Потом ему надоело. На деньги от выступлений он открыл интернат в Севастополе. Чтобы дать несчастным детям надежду.
Это ложь. Вернее — что-то из этого ложь.
— Вот тут, — я прикоснулась к животу чуть выше пупка, — тут мне больно, когда ты врешь, папа.
— Да, я знаю. Там, где солнечное сплетение. Там, где душа.
— Тогда не ври. Скажи, чего ты от нас всех хочешь.
— Хотел. Правдивее будет в прошедшем: хотел. Я хотел… мне нужен был мой собственный Первый отряд. — Он говорил очень медленно. — Я искал детей, способных… на многое. — Он аккуратно подбирал слова, выискивая более общие и потому более честные. — Детей, способных переходить грань.
— Зачем?
— Чтобы у нас был шанс на победу.
— Победу в чем?
— Победу в войне.
— Разве идет война?
— Она скоро начнется…
…Когда программа дельфинов заканчивается и появляются морские котики, я быстро протискиваюсь по ряду, задевая чьи-то волосатые коленки и икры, огибаю здание дельфинария и захожу в него с черного хода.
Дверь в гримерную чуть приоткрыта. Новый дрессировщик сидит ко мне спиной перед зеркалом. Его отражение, жмурясь, деловито стирает ватным тампоном золотистые блестки с лица.
— Йеманд Фремд!
Он оборачивается ко мне почти сразу, но все же с крошечной задержкой — и несколько более резко, чем стоило бы. Наверное, поначалу так реагирует на оклик любой, кто представился не своим именем и еще не успел с ним как следует сжиться. Изобретательный псевдоним.
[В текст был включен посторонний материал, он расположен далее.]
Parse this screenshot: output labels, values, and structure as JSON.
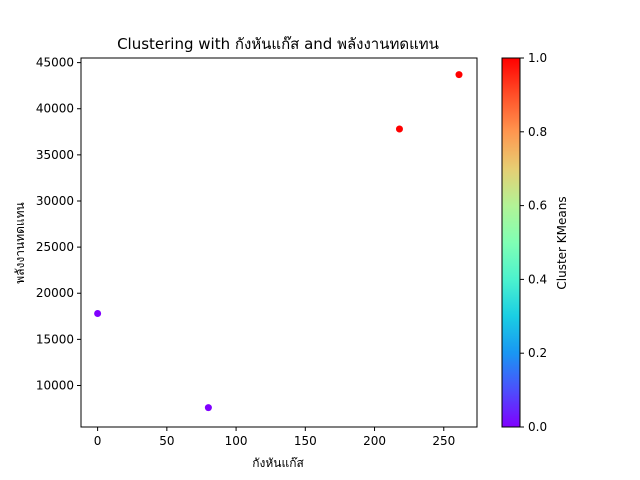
{
  "chart_data": {
    "type": "scatter",
    "title": "Clustering with กังหันแก๊ส and พลังงานทดแทน",
    "xlabel": "กังหันแก๊ส",
    "ylabel": "พลังงานทดแทน",
    "xlim": [
      -12,
      274
    ],
    "ylim": [
      5500,
      45500
    ],
    "xticks": [
      0,
      50,
      100,
      150,
      200,
      250
    ],
    "yticks": [
      10000,
      15000,
      20000,
      25000,
      30000,
      35000,
      40000,
      45000
    ],
    "points": [
      {
        "x": 0,
        "y": 17800,
        "cluster": 0
      },
      {
        "x": 80,
        "y": 7600,
        "cluster": 0
      },
      {
        "x": 218,
        "y": 37800,
        "cluster": 1
      },
      {
        "x": 261,
        "y": 43700,
        "cluster": 1
      }
    ],
    "cluster_colors": {
      "0": "#8000ff",
      "1": "#ff0000"
    },
    "colorbar": {
      "label": "Cluster KMeans",
      "range": [
        0.0,
        1.0
      ],
      "ticks": [
        "0.0",
        "0.2",
        "0.4",
        "0.6",
        "0.8",
        "1.0"
      ],
      "colormap": "rainbow",
      "colormap_stops": [
        "#8000ff",
        "#4c4ffc",
        "#1996f3",
        "#1acee3",
        "#4cf2ce",
        "#80ffb4",
        "#b2f396",
        "#e6ce73",
        "#ff964f",
        "#ff4f28",
        "#ff0000"
      ]
    },
    "grid": false,
    "legend": "none"
  }
}
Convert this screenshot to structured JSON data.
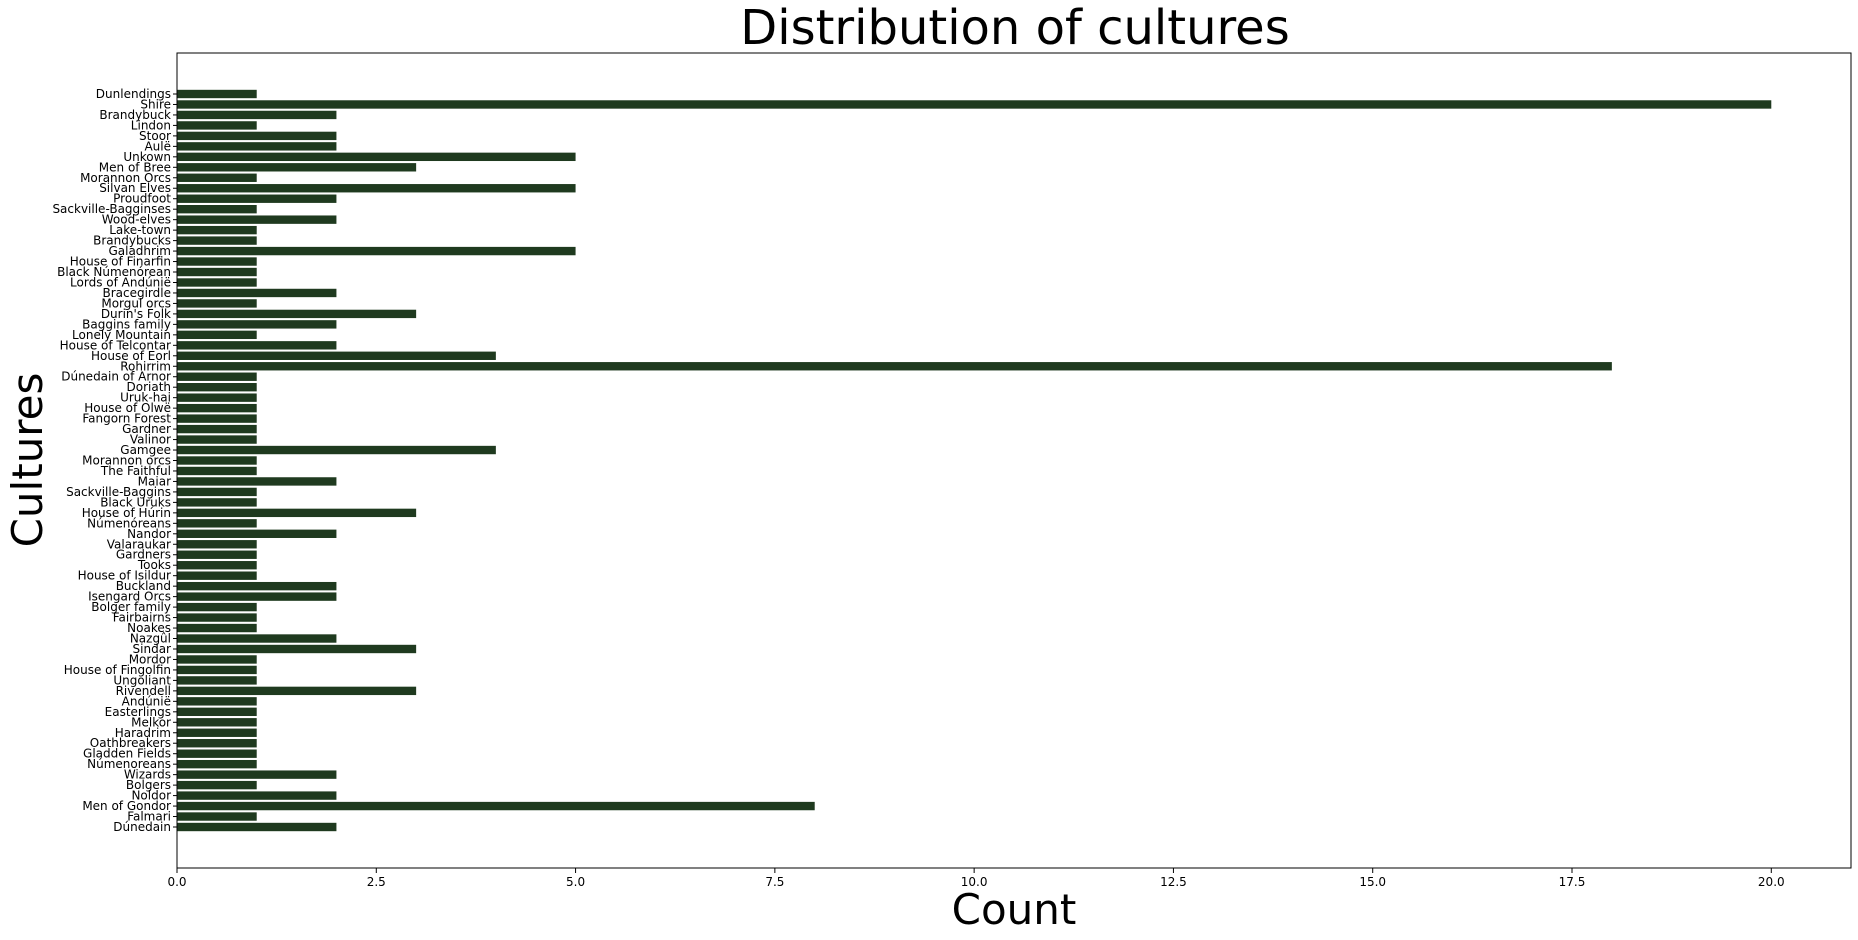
{
  "chart_data": {
    "type": "bar",
    "orientation": "horizontal",
    "title": "Distribution of cultures",
    "xlabel": "Count",
    "ylabel": "Cultures",
    "xlim": [
      0,
      21
    ],
    "xticks": [
      "0.0",
      "2.5",
      "5.0",
      "7.5",
      "10.0",
      "12.5",
      "15.0",
      "17.5",
      "20.0"
    ],
    "grid": false,
    "bar_color": "#1f3a1f",
    "categories": [
      "Dunlendings",
      "Shire",
      "Brandybuck",
      "Lindon",
      "Stoor",
      "Aulë",
      "Unkown",
      "Men of Bree",
      "Morannon Orcs",
      "Silvan Elves",
      "Proudfoot",
      "Sackville-Bagginses",
      "Wood-elves",
      "Lake-town",
      "Brandybucks",
      "Galadhrim",
      "House of Finarfin",
      "Black Númenórean",
      "Lords of Andúnië",
      "Bracegirdle",
      "Morgul orcs",
      "Durin's Folk",
      "Baggins family",
      "Lonely Mountain",
      "House of Telcontar",
      "House of Eorl",
      "Rohirrim",
      "Dúnedain of Arnor",
      "Doriath",
      "Uruk-hai",
      "House of Olwë",
      "Fangorn Forest",
      "Gardner",
      "Valinor",
      "Gamgee",
      "Morannon orcs",
      "The Faithful",
      "Maiar",
      "Sackville-Baggins",
      "Black Uruks",
      "House of Húrin",
      "Númenóreans",
      "Nandor",
      "Valaraukar",
      "Gardners",
      "Tooks",
      "House of Isildur",
      "Buckland",
      "Isengard Orcs",
      "Bolger family",
      "Fairbairns",
      "Noakes",
      "Nazgûl",
      "Sindar",
      "Mordor",
      "House of Fingolfin",
      "Ungoliant",
      "Rivendell",
      "Andúnië",
      "Easterlings",
      "Melkor",
      "Haradrim",
      "Oathbreakers",
      "Gladden Fields",
      "Númenoreans",
      "Wizards",
      "Bolgers",
      "Noldor",
      "Men of Gondor",
      "Falmari",
      "Dúnedain"
    ],
    "values": [
      1,
      20,
      2,
      1,
      2,
      2,
      5,
      3,
      1,
      5,
      2,
      1,
      2,
      1,
      1,
      5,
      1,
      1,
      1,
      2,
      1,
      3,
      2,
      1,
      2,
      4,
      18,
      1,
      1,
      1,
      1,
      1,
      1,
      1,
      4,
      1,
      1,
      2,
      1,
      1,
      3,
      1,
      2,
      1,
      1,
      1,
      1,
      2,
      2,
      1,
      1,
      1,
      2,
      3,
      1,
      1,
      1,
      3,
      1,
      1,
      1,
      1,
      1,
      1,
      1,
      2,
      1,
      2,
      8,
      1,
      2
    ]
  }
}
Йеманд Фремд. Некто Неизвестный.
— Изобретательный псевдоним, — говорю я ему по-немецки.
Он улыбается во весь рот, во всю свою идеально квадратную челюсть.
— Можно по-русски, — говорит он. — Я в детстве учил.
У него мягкий, убаюкивающий какой-то акцент.
— Но практики у меня давно нет…
Мне нравится, как он говорит это «нет», — аккуратно и нежно выдыхая на последней согласной, точно сдувая крохотную пылинку с цветка.
— Чем могу вам служить?
Мне нравится этот его старомодный высокий штиль…
— Этот дельфин, — говорю я. — Амиго… Он мой. Ну то есть — я его здесь опекаю. У меня с ним хороший контакт. Я изучила его повадки, особенности его поведения. Он не совсем обычная афалина…
— О да, конечно…
— …У него очень подвижная психика, он впечатлителен и легко возбудим…
Некто Неизвестный смотрит на меня, улыбаясь. Мне не нравится эта его улыбка. Слегка снисходительная.
— С тех пор как вы его дрессируете, он стал очень нервным, — резко говорю я. — Вы обращаетесь с ним слишком жестко. Амиго… Это животное привыкло здесь к совершенно другому обращению.
— Немецкая школа дрессировки. — Он беспомощно разводит руками. — Возможно, вы правы. Возможно, я был слишком строг.
Что-то в этих словах — неправда. Ясно, что: он просто не собирается со мной спорить. Что бы он там себе ни думал, ему легче отделаться от меня вежливой фразой.
— Впредь я буду с ним мягче, — говорит Неизвестный. — Обещаю.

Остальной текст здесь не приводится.